A young boy anointed king by God. Overlooked by man, but Chosen by the One. He waits years as God prepares him for the throne. As time was nearing the man who had been a father figure, his leader, his king, the one who he was appointed to follow began to turn on him. He even attempted to murder him, but David refused to lay down his honor. When given the opportunity to return evil for evil, he chose honor. Mind blowing. Read the book. You'll weep.
We could give examples all day of honor being taught as a primary value for the Kingdom. Jesus Himself went out of His way to honor those that the world would deem undeserving. It stabs the enemy when we exhibit honor even when everyone around us would say it's unnecessary. Maybe that person who hurt you doesn't deserve it, but was earning it ever part of the qualifications?
Sure you can honor your friends, your leaders who love you, those who think like you, but can you honor the least of these? The one who didn't vote like you? The one who hurt you? The one who can do nothing for you? Can you honor the perpetrator even in the midst of their desires to do you or others harm?
Ouch. It rubs me a little wrong too. It sounds great in a sermon, but let me tell you it's far from easy to execute. One of the core values that we often talk about is "Honor Affirms Value". In other words, I don't honor people because they've done something right or wrong, but because they're a person and that makes them valuable. A price was paid for them by the One I love, so He says they're valuable, therefore I will honor them.
This gets difficult when our emotions are involved. Can you honor a president, pastor, teacher, leader, boss, when they seem to stand against everything you believe in? David did. Can you honor a person when they've hurt you, lied about you, betrayed you, and don't seem to show any repentance? Jesus did. Can you honor a friend when they were supposed to stick by your side, but given the opportunity to stand up for you they denied even knowing you!? Jesus did.
Let me encourage you honor was never intended to be reserved for the deserving. It's not just for those with a title, those who earned it, or those who we know will show it in return. We're called to honor people affirming their value.
Honor might stretch you. Maybe it should be a little uncomfortable. Perhaps Jesus wanted it to demand you to run back to the throne room. It's highly likely that He knew when he asked me to honor and serve not just my pastor but my enemy that He knew I'd constantly have to be going back to Him crying out for the capacity to love like He does.
Maybe you honoring others isn't just about what it does in them, but what He is doing in you.

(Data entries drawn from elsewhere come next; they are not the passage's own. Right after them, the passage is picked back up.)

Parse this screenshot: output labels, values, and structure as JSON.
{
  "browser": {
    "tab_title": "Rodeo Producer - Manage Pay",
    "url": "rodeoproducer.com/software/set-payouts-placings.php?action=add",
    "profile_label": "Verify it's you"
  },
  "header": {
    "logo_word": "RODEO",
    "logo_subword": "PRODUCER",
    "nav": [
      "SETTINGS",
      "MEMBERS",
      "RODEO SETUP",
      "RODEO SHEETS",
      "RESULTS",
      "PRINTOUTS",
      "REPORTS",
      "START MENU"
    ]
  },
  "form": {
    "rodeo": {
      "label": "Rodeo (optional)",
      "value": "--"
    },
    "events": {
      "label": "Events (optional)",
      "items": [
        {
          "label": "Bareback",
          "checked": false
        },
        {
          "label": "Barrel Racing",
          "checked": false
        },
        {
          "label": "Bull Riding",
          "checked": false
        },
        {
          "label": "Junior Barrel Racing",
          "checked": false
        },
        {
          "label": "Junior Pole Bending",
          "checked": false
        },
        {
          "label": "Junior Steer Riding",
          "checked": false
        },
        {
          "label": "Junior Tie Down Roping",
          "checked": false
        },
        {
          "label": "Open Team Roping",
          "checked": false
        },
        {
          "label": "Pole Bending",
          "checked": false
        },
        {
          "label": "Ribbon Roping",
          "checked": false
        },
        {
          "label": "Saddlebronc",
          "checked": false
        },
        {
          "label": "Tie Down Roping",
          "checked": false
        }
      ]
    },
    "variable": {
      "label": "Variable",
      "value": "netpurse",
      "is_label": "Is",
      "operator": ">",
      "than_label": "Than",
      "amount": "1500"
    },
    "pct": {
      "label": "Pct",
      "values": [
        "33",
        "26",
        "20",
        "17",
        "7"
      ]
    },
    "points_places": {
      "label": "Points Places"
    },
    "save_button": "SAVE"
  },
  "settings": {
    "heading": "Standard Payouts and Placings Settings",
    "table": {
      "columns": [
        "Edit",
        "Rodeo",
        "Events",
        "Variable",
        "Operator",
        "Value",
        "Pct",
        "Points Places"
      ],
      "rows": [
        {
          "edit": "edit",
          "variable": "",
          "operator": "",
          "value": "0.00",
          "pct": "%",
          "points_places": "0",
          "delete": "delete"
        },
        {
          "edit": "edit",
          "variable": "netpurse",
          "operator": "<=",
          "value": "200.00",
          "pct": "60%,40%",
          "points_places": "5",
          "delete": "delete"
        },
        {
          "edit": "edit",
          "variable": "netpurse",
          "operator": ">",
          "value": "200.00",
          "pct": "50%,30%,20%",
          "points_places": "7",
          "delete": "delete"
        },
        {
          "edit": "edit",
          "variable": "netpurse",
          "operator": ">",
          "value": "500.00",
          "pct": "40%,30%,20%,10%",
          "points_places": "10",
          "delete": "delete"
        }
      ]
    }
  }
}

So I encourage you. There will always be those people around you that are so easy to honor. It's not usually difficult for me to honor my pastor, my spiritual parents, my friends, my boss, but there are times God is asking me to extend honor to people who I find so undeserving. When you're in that situation, run to Him, ask Him what it looks like, ask Him how to honor. For some He'll take you face to face and ask you to love and serve, for others He may just be asking you to begin praying and speaking blessing over their life. No matter what it looks like for you, be sure you don't choose to dishonor. Don't speak negatively of them, curse them, or refuse to be sensitive to what God is saying about them.